After reusing the existing code to prepare and fit additional supervised models to our training data, I was surprised by the results: Each of the models that I tried would result in extremely strong performance on the training data as well as the validation data. If we were overfitting on the training data, the model performance on the test data should be relatively poor. However, it was performing well on the test data too. Still, I was concerned because the results seemed too good to be true. I'm fairly confident that were were introducing ["data leakage"](https://towardsdatascience.com/data-leakage-in-machine-learning-how-it-can-be-detected-and-minimize-the-risk-8ef4e3a97562) with the original process.

What we were doing wrong was this: We were passing the full dataset into the normalizeData() function before splitting it into train and test sets. By doing this, we were "leaking" information from the testing set into the training set because the full set is being used for calculations and aggregations. As a result, the model gets some information about the distribution of the testing set during training. We were giving the model a peak of the real answers in an indirect way, resulting in overfitting on the testing data.

To fix the data leak, we can split the dataset into training and testing sets and run the normalization function on the sets separately.
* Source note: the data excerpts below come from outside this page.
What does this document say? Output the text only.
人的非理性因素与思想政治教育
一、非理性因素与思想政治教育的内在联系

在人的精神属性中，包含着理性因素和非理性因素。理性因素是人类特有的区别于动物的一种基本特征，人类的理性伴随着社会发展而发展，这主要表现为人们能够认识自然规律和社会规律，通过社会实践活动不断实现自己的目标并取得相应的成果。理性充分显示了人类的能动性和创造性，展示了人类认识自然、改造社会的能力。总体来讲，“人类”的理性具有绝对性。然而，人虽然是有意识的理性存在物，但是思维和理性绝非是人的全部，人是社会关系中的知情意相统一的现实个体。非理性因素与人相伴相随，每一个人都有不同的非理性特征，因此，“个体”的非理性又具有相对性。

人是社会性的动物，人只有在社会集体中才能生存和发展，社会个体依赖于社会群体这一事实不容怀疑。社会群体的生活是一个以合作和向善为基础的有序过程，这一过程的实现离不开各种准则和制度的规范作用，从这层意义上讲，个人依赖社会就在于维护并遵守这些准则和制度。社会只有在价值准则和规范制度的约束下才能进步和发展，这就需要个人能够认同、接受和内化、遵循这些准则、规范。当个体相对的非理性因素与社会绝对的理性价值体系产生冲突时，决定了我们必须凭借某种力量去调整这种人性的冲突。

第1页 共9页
The testing set remains unseen, which will result in a more performant model when it's used with real-world data.

In [None]:
import pandas as pd
import numpy as np
from sklearn.ensemble import RandomForestClassifier
import sklearn.metrics as m
from datetime import datetime, timedelta
import matplotlib.pyplot as plt

In [None]:
input_path = "../data/features_encoded.csv"
raw_data = pd.read_csv(input_path, header=0, skiprows=None, index_col=None, delimiter=",")

labels = raw_data['malicious'].apply(lambda x: 1 if x else 0)
features = raw_data.drop('malicious', axis=1)
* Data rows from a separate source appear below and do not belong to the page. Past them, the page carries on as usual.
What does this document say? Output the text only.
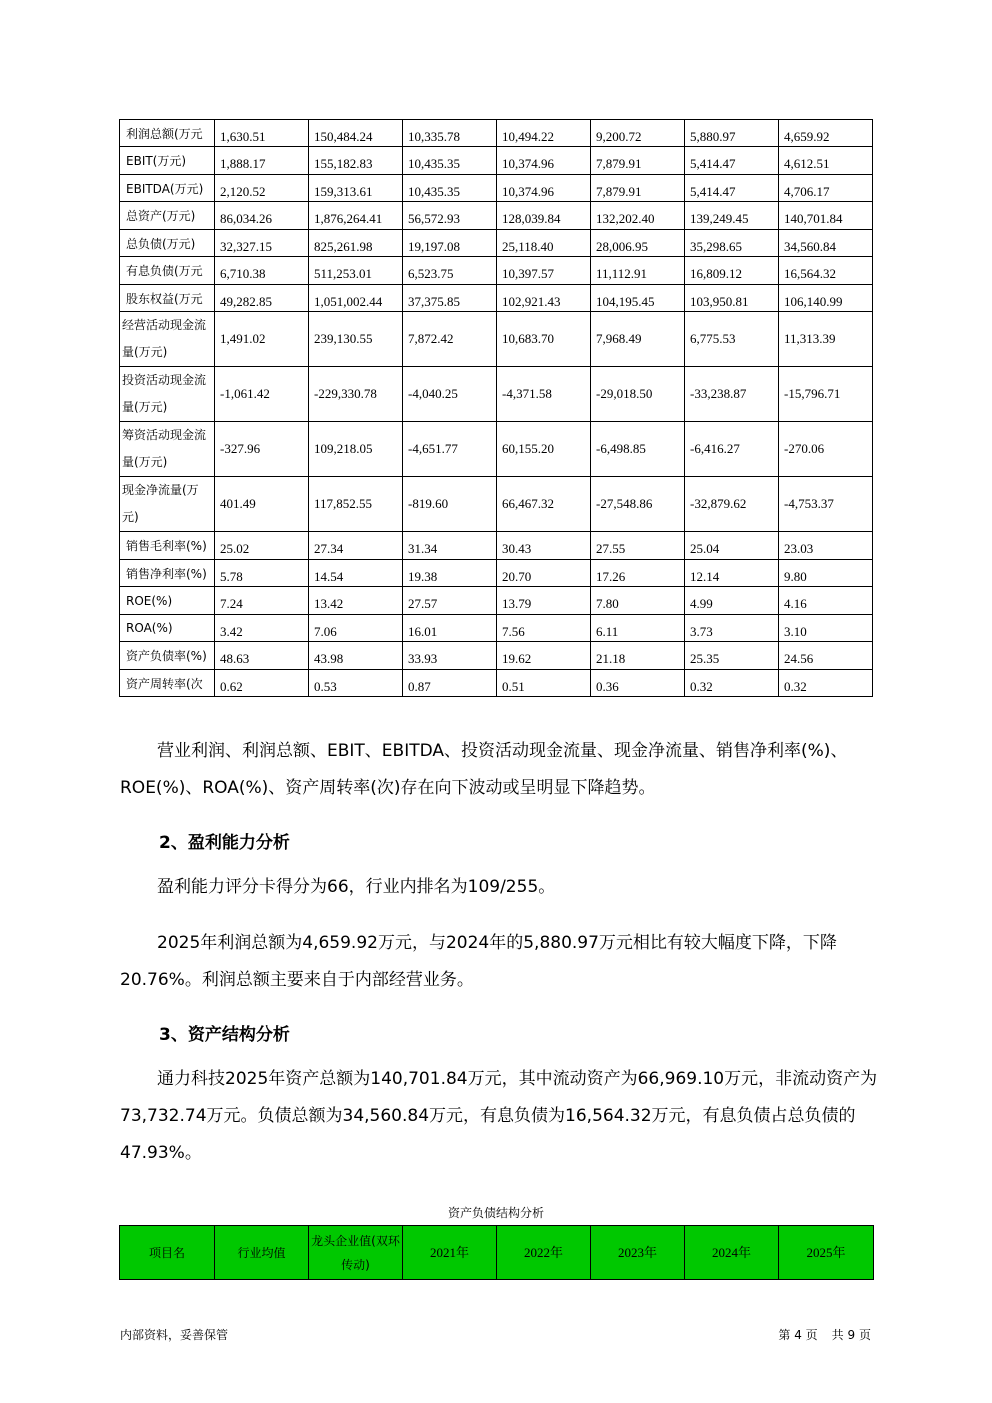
利润总额(万元	1,630.51	150,484.24	10,335.78	10,494.22	9,200.72	5,880.97	4,659.92
EBIT(万元)	1,888.17	155,182.83	10,435.35	10,374.96	7,879.91	5,414.47	4,612.51
EBITDA(万元)	2,120.52	159,313.61	10,435.35	10,374.96	7,879.91	5,414.47	4,706.17
总资产(万元)	86,034.26	1,876,264.41	56,572.93	128,039.84	132,202.40	139,249.45	140,701.84
总负债(万元)	32,327.15	825,261.98	19,197.08	25,118.40	28,006.95	35,298.65	34,560.84
有息负债(万元	6,710.38	511,253.01	6,523.75	10,397.57	11,112.91	16,809.12	16,564.32
股东权益(万元	49,282.85	1,051,002.44	37,375.85	102,921.43	104,195.45	103,950.81	106,140.99
经营活动现金流量(万元)	1,491.02	239,130.55	7,872.42	10,683.70	7,968.49	6,775.53	11,313.39
投资活动现金流量(万元)	-1,061.42	-229,330.78	-4,040.25	-4,371.58	-29,018.50	-33,238.87	-15,796.71
筹资活动现金流量(万元)	-327.96	109,218.05	-4,651.77	60,155.20	-6,498.85	-6,416.27	-270.06
现金净流量(万元)	401.49	117,852.55	-819.60	66,467.32	-27,548.86	-32,879.62	-4,753.37
销售毛利率(%)	25.02	27.34	31.34	30.43	27.55	25.04	23.03
销售净利率(%)	5.78	14.54	19.38	20.70	17.26	12.14	9.80
ROE(%)	7.24	13.42	27.57	13.79	7.80	4.99	4.16
ROA(%)	3.42	7.06	16.01	7.56	6.11	3.73	3.10
资产负债率(%)	48.63	43.98	33.93	19.62	21.18	25.35	24.56
资产周转率(次	0.62	0.53	0.87	0.51	0.36	0.32	0.32
营业利润、利润总额、EBIT、EBITDA、投资活动现金流量、现金净流量、销售净利率(%)、ROE(%)、ROA(%)、资产周转率(次)存在向下波动或呈明显下降趋势。
2、盈利能力分析
盈利能力评分卡得分为66，行业内排名为109/255。
2025年利润总额为4,659.92万元，与2024年的5,880.97万元相比有较大幅度下降，下降20.76%。利润总额主要来自于内部经营业务。
3、资产结构分析
通力科技2025年资产总额为140,701.84万元，其中流动资产为66,969.10万元，非流动资产为73,732.74万元。负债总额为34,560.84万元，有息负债为16,564.32万元，有息负债占总负债的47.93%。
资产负债结构分析
项目名	行业均值	龙头企业值(双环传动)	2021年	2022年	2023年	2024年	2025年
内部资料，妥善保管	第 4 页 共 9 页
train_features = features.iloc[:80000, :]
test_features = features.iloc[80000:, :]
train_labels = labels[:80000]
test_labels = labels[80000:]

In [None]:
def calculateNormalizationParams(data):
    means = data.mean()
    stdevs = data.std()
    stdevs[stdevs == 0] = 1  # Replace 0 std to avoid division by zero
    return means, stdevs

def applyNormalization(data, means, stdevs):
    return (data - means) / stdevs

In [None]:
means, stdevs = calculateNormalizationParams(train_features)
normalizedTrainFeatures = applyNormalization(train_features, means, stdevs)
normalizedTestFeatures = applyNormalization(test_features, means, stdevs)

In [None]:
def acc(data, labels, n, d):
    t0 = datetime.now()
    rf = RandomForestClassifier(n_estimators=n, max_depth=d, random_state=0).fit(data, labels)
    predictions = rf.predict(data)
    tn = datetime.now() - t0
    tn = tn - timedelta(microseconds=tn.microseconds)
    return (n, d, m.accuracy_score(labels, predictions), tn)

In [None]:
n_vector = [50, 100, 250, 500]
d_vector = [2, 3, 5, 10, 13, 20]
scores = [acc(normalizedTrainFeatures, train_labels, n, d) for n in n_vector for d in d_vector]
for score in scores:
    print(f"n = {score[0]}, d = {score[1]}, accuracy = {score[2]}, t = {score[3]}")

In [None]:
rf = RandomForestClassifier(max_depth=20, random_state=0)
rf.fit(normalizedTrainFeatures, train_labels)
predictions = rf.predict(normalizedTestFeatures)

In [None]:
acc = m.accuracy_score(test_labels, predictions)
prec = m.precision_score(test_labels, predictions)
recall = m.recall_score(test_labels, predictions)
print("Accuracy score:", acc)
print("Precision score:", prec)
print("Recall score:", recall)

In [None]:
m.ConfusionMatrixDisplay(m.confusion_matrix(test_labels, predictions)).plot()